Niestety zachowanie właścicieli całkowicie dyskwalifikuje ten obiekt.

#willakarpatia
  • 141
  • Odpowiedz
Wraz z dużą (ok. 40 osób) grupą złożoną z rodziny i znajomych odwiedziliśmy ten nieszczęsny przybytek (część przyjechała autami, część wynajętym autobusem).


Normalnie samobójcy
  • Odpowiedz
No słuchajcie może oni wymyślili nowy sposób odpoczynku? Ci wychowani bezstresowo na pewno poczują satysfakcje ,,taki surwiwal" jak będą obrażani oszukiwani itd. Po prostu klientela nie ta ( ͡º ͜ʖ͡º).

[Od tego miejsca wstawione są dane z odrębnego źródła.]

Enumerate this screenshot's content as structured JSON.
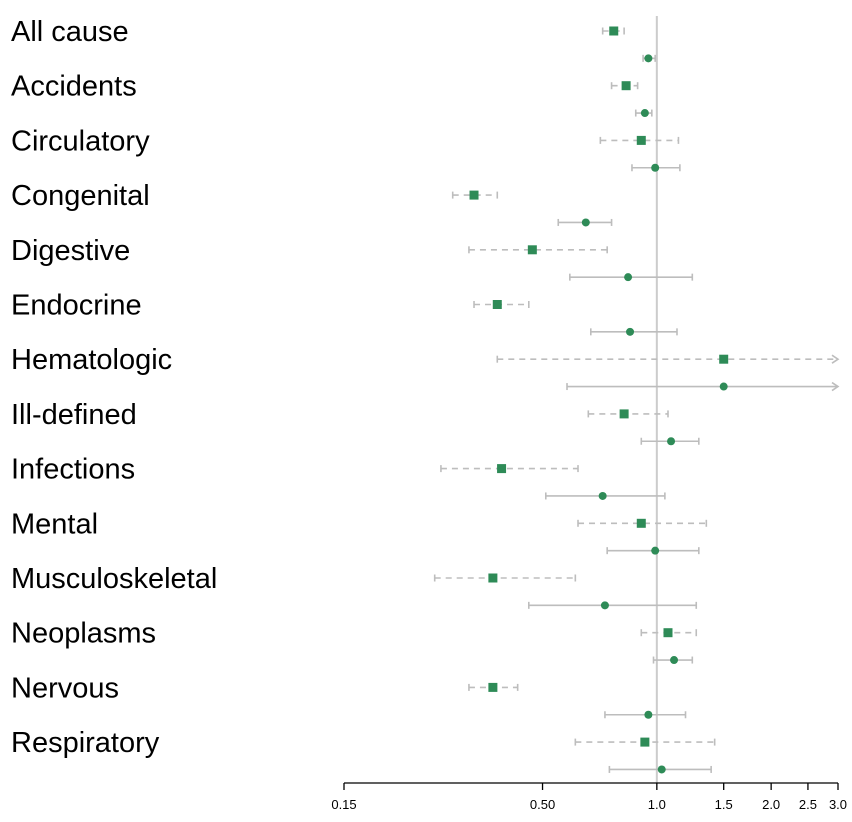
{
  "chart_data": {
    "type": "forest",
    "scale": "log",
    "xlim": [
      0.15,
      3.0
    ],
    "reference_line": 1.0,
    "ticks": [
      {
        "value": 0.15,
        "label": "0.15"
      },
      {
        "value": 0.5,
        "label": "0.50"
      },
      {
        "value": 1.0,
        "label": "1.0"
      },
      {
        "value": 1.5,
        "label": "1.5"
      },
      {
        "value": 2.0,
        "label": "2.0"
      },
      {
        "value": 2.5,
        "label": "2.5"
      },
      {
        "value": 3.0,
        "label": "3.0"
      }
    ],
    "line_styles": {
      "square_marker": "dashed",
      "circle_marker": "solid"
    },
    "colors": {
      "point": "#2e8b57",
      "interval": "#bdbdbd",
      "reference": "#cccccc",
      "axis": "#000000"
    },
    "groups": [
      {
        "label": "All cause",
        "rows": [
          {
            "marker": "square",
            "estimate": 0.77,
            "lower": 0.72,
            "upper": 0.82,
            "upper_arrow": false
          },
          {
            "marker": "circle",
            "estimate": 0.95,
            "lower": 0.92,
            "upper": 0.99,
            "upper_arrow": false
          }
        ]
      },
      {
        "label": "Accidents",
        "rows": [
          {
            "marker": "square",
            "estimate": 0.83,
            "lower": 0.76,
            "upper": 0.89,
            "upper_arrow": false
          },
          {
            "marker": "circle",
            "estimate": 0.93,
            "lower": 0.88,
            "upper": 0.97,
            "upper_arrow": false
          }
        ]
      },
      {
        "label": "Circulatory",
        "rows": [
          {
            "marker": "square",
            "estimate": 0.91,
            "lower": 0.71,
            "upper": 1.14,
            "upper_arrow": false
          },
          {
            "marker": "circle",
            "estimate": 0.99,
            "lower": 0.86,
            "upper": 1.15,
            "upper_arrow": false
          }
        ]
      },
      {
        "label": "Congenital",
        "rows": [
          {
            "marker": "square",
            "estimate": 0.33,
            "lower": 0.29,
            "upper": 0.38,
            "upper_arrow": false
          },
          {
            "marker": "circle",
            "estimate": 0.65,
            "lower": 0.55,
            "upper": 0.76,
            "upper_arrow": false
          }
        ]
      },
      {
        "label": "Digestive",
        "rows": [
          {
            "marker": "square",
            "estimate": 0.47,
            "lower": 0.32,
            "upper": 0.74,
            "upper_arrow": false
          },
          {
            "marker": "circle",
            "estimate": 0.84,
            "lower": 0.59,
            "upper": 1.24,
            "upper_arrow": false
          }
        ]
      },
      {
        "label": "Endocrine",
        "rows": [
          {
            "marker": "square",
            "estimate": 0.38,
            "lower": 0.33,
            "upper": 0.46,
            "upper_arrow": false
          },
          {
            "marker": "circle",
            "estimate": 0.85,
            "lower": 0.67,
            "upper": 1.13,
            "upper_arrow": false
          }
        ]
      },
      {
        "label": "Hematologic",
        "rows": [
          {
            "marker": "square",
            "estimate": 1.5,
            "lower": 0.38,
            "upper": 3.0,
            "upper_arrow": true
          },
          {
            "marker": "circle",
            "estimate": 1.5,
            "lower": 0.58,
            "upper": 3.0,
            "upper_arrow": true
          }
        ]
      },
      {
        "label": "Ill-defined",
        "rows": [
          {
            "marker": "square",
            "estimate": 0.82,
            "lower": 0.66,
            "upper": 1.07,
            "upper_arrow": false
          },
          {
            "marker": "circle",
            "estimate": 1.09,
            "lower": 0.91,
            "upper": 1.29,
            "upper_arrow": false
          }
        ]
      },
      {
        "label": "Infections",
        "rows": [
          {
            "marker": "square",
            "estimate": 0.39,
            "lower": 0.27,
            "upper": 0.62,
            "upper_arrow": false
          },
          {
            "marker": "circle",
            "estimate": 0.72,
            "lower": 0.51,
            "upper": 1.05,
            "upper_arrow": false
          }
        ]
      },
      {
        "label": "Mental",
        "rows": [
          {
            "marker": "square",
            "estimate": 0.91,
            "lower": 0.62,
            "upper": 1.35,
            "upper_arrow": false
          },
          {
            "marker": "circle",
            "estimate": 0.99,
            "lower": 0.74,
            "upper": 1.29,
            "upper_arrow": false
          }
        ]
      },
      {
        "label": "Musculoskeletal",
        "rows": [
          {
            "marker": "square",
            "estimate": 0.37,
            "lower": 0.26,
            "upper": 0.61,
            "upper_arrow": false
          },
          {
            "marker": "circle",
            "estimate": 0.73,
            "lower": 0.46,
            "upper": 1.27,
            "upper_arrow": false
          }
        ]
      },
      {
        "label": "Neoplasms",
        "rows": [
          {
            "marker": "square",
            "estimate": 1.07,
            "lower": 0.91,
            "upper": 1.27,
            "upper_arrow": false
          },
          {
            "marker": "circle",
            "estimate": 1.11,
            "lower": 0.98,
            "upper": 1.24,
            "upper_arrow": false
          }
        ]
      },
      {
        "label": "Nervous",
        "rows": [
          {
            "marker": "square",
            "estimate": 0.37,
            "lower": 0.32,
            "upper": 0.43,
            "upper_arrow": false
          },
          {
            "marker": "circle",
            "estimate": 0.95,
            "lower": 0.73,
            "upper": 1.19,
            "upper_arrow": false
          }
        ]
      },
      {
        "label": "Respiratory",
        "rows": [
          {
            "marker": "square",
            "estimate": 0.93,
            "lower": 0.61,
            "upper": 1.42,
            "upper_arrow": false
          },
          {
            "marker": "circle",
            "estimate": 1.03,
            "lower": 0.75,
            "upper": 1.39,
            "upper_arrow": false
          }
        ]
      }
    ]
  }
}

Gdzieś widziałem to w kabaretach ,,pensjonat" dla tych co lubią być obrażani, zastraszani i robieni w bambuko.
  • Odpowiedz
@pompastic: Mieliśmy od września rezerwację w innym miejscu, odwołana tydzień przed urlopem. Część grupy to nauczyciele, rodzice z dziećmi, jesteś uzależniony od ferii. Opcje są 2 - szukasz czegoś na gwałt i liczysz się z jakimś numerem albo odwołujesz wyjazd. W drugim przypadku powiedz to dzieciakom, które nastawiły się na narty.
  • Odpowiedz
@mkolumb: 40 osobowa rodzina? Negocjacje w dniu wyjazdu?

Jesteśmy różni, ale staramy się być zawsze kulturalni i nie robić problemów, jeśli jesteśmy za głośno to naprawdę wystarczy kulturalnie zwrócić uwagę.


Nieźle mi to śmierdzi.

Oczami wyobraźni widzę problematyczną ekipe.